Blogging statistics fascinate me. Blogs on topics that I have researched for hours, that I have pondered for months, and I have spent days carefully crafting each sentence, often get only ten views. Alternately, my most popular blogs I wrote in less than an hour in a tizzy over something I have seen in the media. My most popular blog ever was not about a controversial subject or something that was splashed over the media or a story that I had ever thought about writing. It was about a simple, personal, childhood memory about lesson in hospitality that my mother taught me.
Blogging statistics not only show the number of views but also show how viewers find the blog by search terms. The majority of terms are blocked and either listed as “unknown” or “encrypted” and the few that are listed my stats are expected such as “Jessica Veldstra’s Blog” (although the number of people who know how to spell my last name is rather unexpected) or searches regarding chore wheels, CPS workers, Open Letters to Robin Thicke, and community living. Some are a little obscure such as “flower arrangements in Papua New Guinea” or “child songs based on the Dark Ages” and make me wonder what the viewer thought of stumbling upon a blog based on feminism, faith, and friendship when trying to arrange flowers or find the origins of Ring Around the Rosy.
By far the most disturbing term, one made me sick to my stomach and briefly consider quitting blogging was “jessica veldstra free nude pics”.
The best scenario that I can think of was someone was searching my name and the search engine filled in the free nude pics part. It’s a sad commentary on the state of our society that when any female name is imput into a search engine it will auto fill “free nude pics” behind it, as if every woman, regardless of her age, education, career, thoughts, or accomplishments can be expected to have nude pictures on the internet. It shows just how much women in our society are judged on their bodies and as objects of sex and their bodies seen as public domain.
After ensuring it was not my husband (or my roommates and close friends, who thought the “free” part of the search was hilarious and promised to fill my stats with incredibly “interesting” search terms), we came up with other possibilities, such as someone who was looking for ammunition to blackmail me (although this would be quite a stretch).
The thing is, if someone actually typed that search into a search engine, they knew how to spell my last name, and if they knew that, they probably knew something about my family or me. It creeps me out, that there is a possibility that somewhere out there, someone who knew me at least a little bit, was trying to find nude pictures of me, with either the intention of harming me by blackmail or by attempting to use my body as object. If it can happen to a married, quiet, chubby, feminist and faith blogger, it can happen to any woman.
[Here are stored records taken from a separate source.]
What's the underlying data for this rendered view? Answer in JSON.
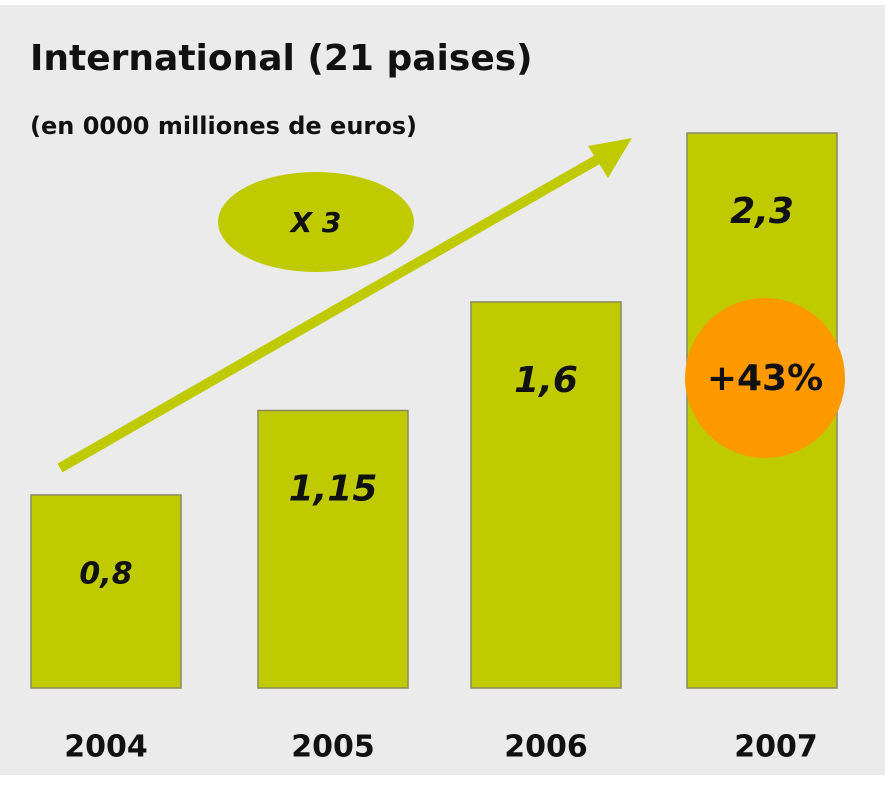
{
  "chart_data": {
    "type": "bar",
    "title": "International (21 paises)",
    "subtitle": "(en 0000 milliones de euros)",
    "categories": [
      "2004",
      "2005",
      "2006",
      "2007"
    ],
    "values": [
      0.8,
      1.15,
      1.6,
      2.3
    ],
    "value_labels": [
      "0,8",
      "1,15",
      "1,6",
      "2,3"
    ],
    "color": "#bfcb00",
    "annotations": [
      "X 3",
      "+43%"
    ]
  }
}
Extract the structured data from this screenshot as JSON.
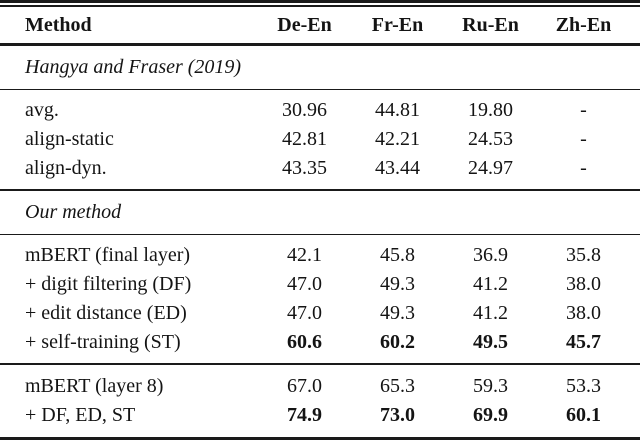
{
  "table": {
    "header": {
      "method": "Method",
      "cols": [
        "De-En",
        "Fr-En",
        "Ru-En",
        "Zh-En"
      ]
    },
    "sections": {
      "hangya_label": "Hangya and Fraser (2019)",
      "ours_label": "Our method"
    },
    "rows": [
      {
        "method": "avg.",
        "values": [
          "30.96",
          "44.81",
          "19.80",
          "-"
        ]
      },
      {
        "method": "align-static",
        "values": [
          "42.81",
          "42.21",
          "24.53",
          "-"
        ]
      },
      {
        "method": "align-dyn.",
        "values": [
          "43.35",
          "43.44",
          "24.97",
          "-"
        ]
      },
      {
        "method": "mBERT (final layer)",
        "values": [
          "42.1",
          "45.8",
          "36.9",
          "35.8"
        ]
      },
      {
        "method": "+ digit filtering (DF)",
        "values": [
          "47.0",
          "49.3",
          "41.2",
          "38.0"
        ]
      },
      {
        "method": "+ edit distance (ED)",
        "values": [
          "47.0",
          "49.3",
          "41.2",
          "38.0"
        ]
      },
      {
        "method": "+ self-training (ST)",
        "values": [
          "60.6",
          "60.2",
          "49.5",
          "45.7"
        ],
        "bold_values": true
      },
      {
        "method": "mBERT (layer 8)",
        "values": [
          "67.0",
          "65.3",
          "59.3",
          "53.3"
        ]
      },
      {
        "method": "+ DF, ED, ST",
        "values": [
          "74.9",
          "73.0",
          "69.9",
          "60.1"
        ],
        "bold_values": true
      }
    ],
    "colors": {
      "text": "#141414",
      "rule": "#1a1a1a",
      "background": "#ffffff"
    }
  }
}
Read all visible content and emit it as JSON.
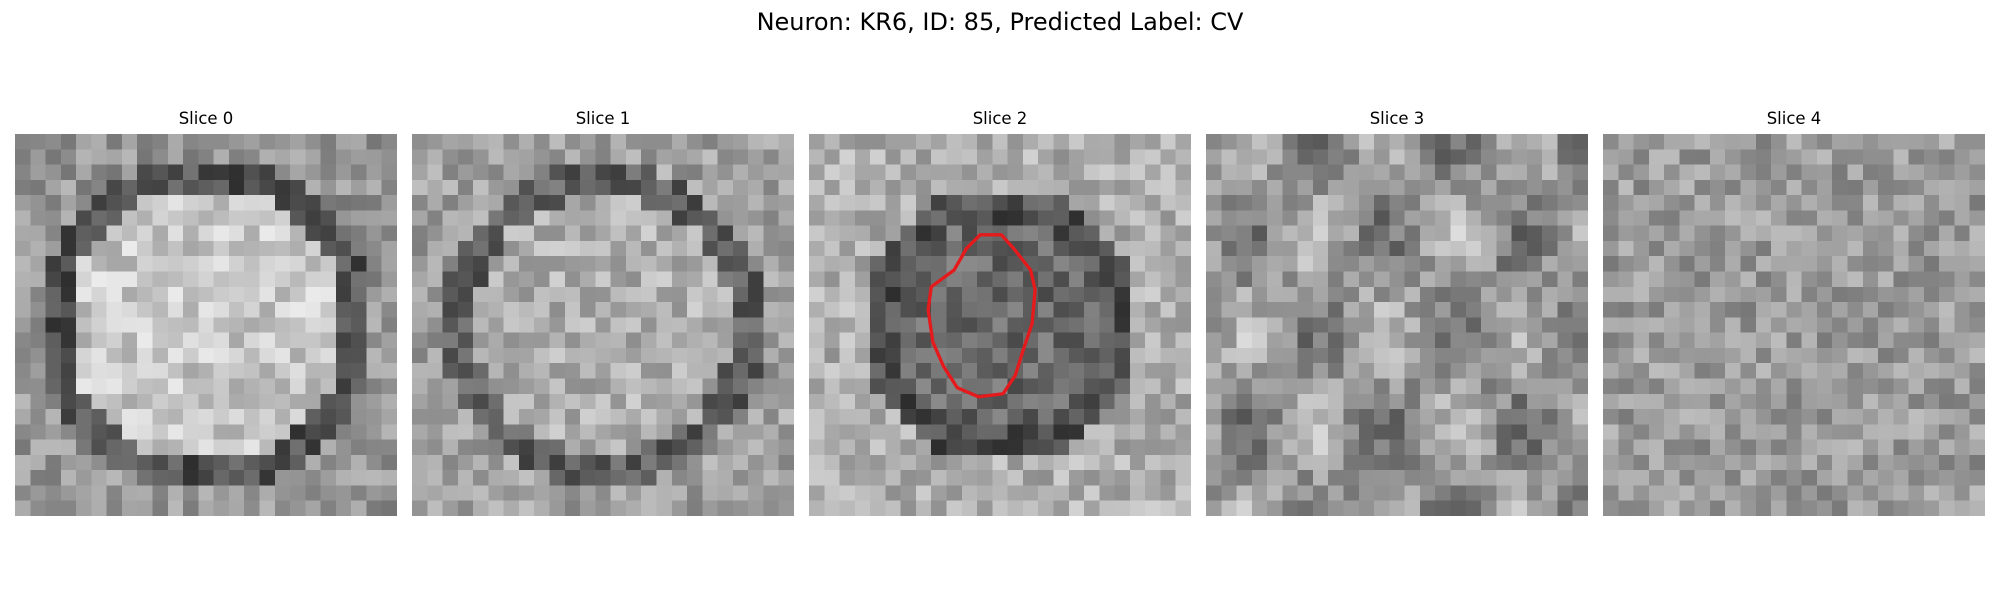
{
  "figure": {
    "title": "Neuron: KR6, ID: 85, Predicted Label: CV"
  },
  "panels": [
    {
      "title": "Slice 0",
      "seed": 11,
      "pattern": "bright-ring",
      "contour": false
    },
    {
      "title": "Slice 1",
      "seed": 23,
      "pattern": "soft-ring",
      "contour": false
    },
    {
      "title": "Slice 2",
      "seed": 37,
      "pattern": "dark-center",
      "contour": true
    },
    {
      "title": "Slice 3",
      "seed": 53,
      "pattern": "textured",
      "contour": false
    },
    {
      "title": "Slice 4",
      "seed": 71,
      "pattern": "noise",
      "contour": false
    }
  ],
  "colors": {
    "contour": "#e41a1c",
    "colormap": "gray"
  },
  "grid_size": 25
}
The thought made me want to keep silent. To shut up, curl up, delete my online presence, and minimize my real life one.
Every time I write I feel like I expose myself a little bit. Sometimes as I see the statistics climbing, I start to panic. I worry about grammar and punctuation. I worry that I will offend someone who is marginalized already by saying the wrong thing. I worry that my logic has holes, my writing isn’t clear enough, or I haven’t gotten my point across. I worry that someone will use my words against me. As an introvert, telling my personal thoughts can be terrifying and exhausting. I look at Rachel Held Evan’s commentd on her CNN religion blog and I worry that someday something that I write will go viral and the commenters will ruthlessly attack me, even more so than RHE. Her writing is brilliant and clear and concise and gentle and look at what they do to her!
Blogging is also freeing, exhilarating, and necessary. I want to make sure people know they should report child abuse. I want people to think differently about what the Bible says about women. I want to combat sexism and homophobia in the small corner of my world. Some days I just want to tell a simple story about my childhood or our crazy, kooky household. So I will continue to speak, to write, and to be seen as a woman in this world.
And if anyone ever Googles my name and free nude pics again, I hope they find this blog.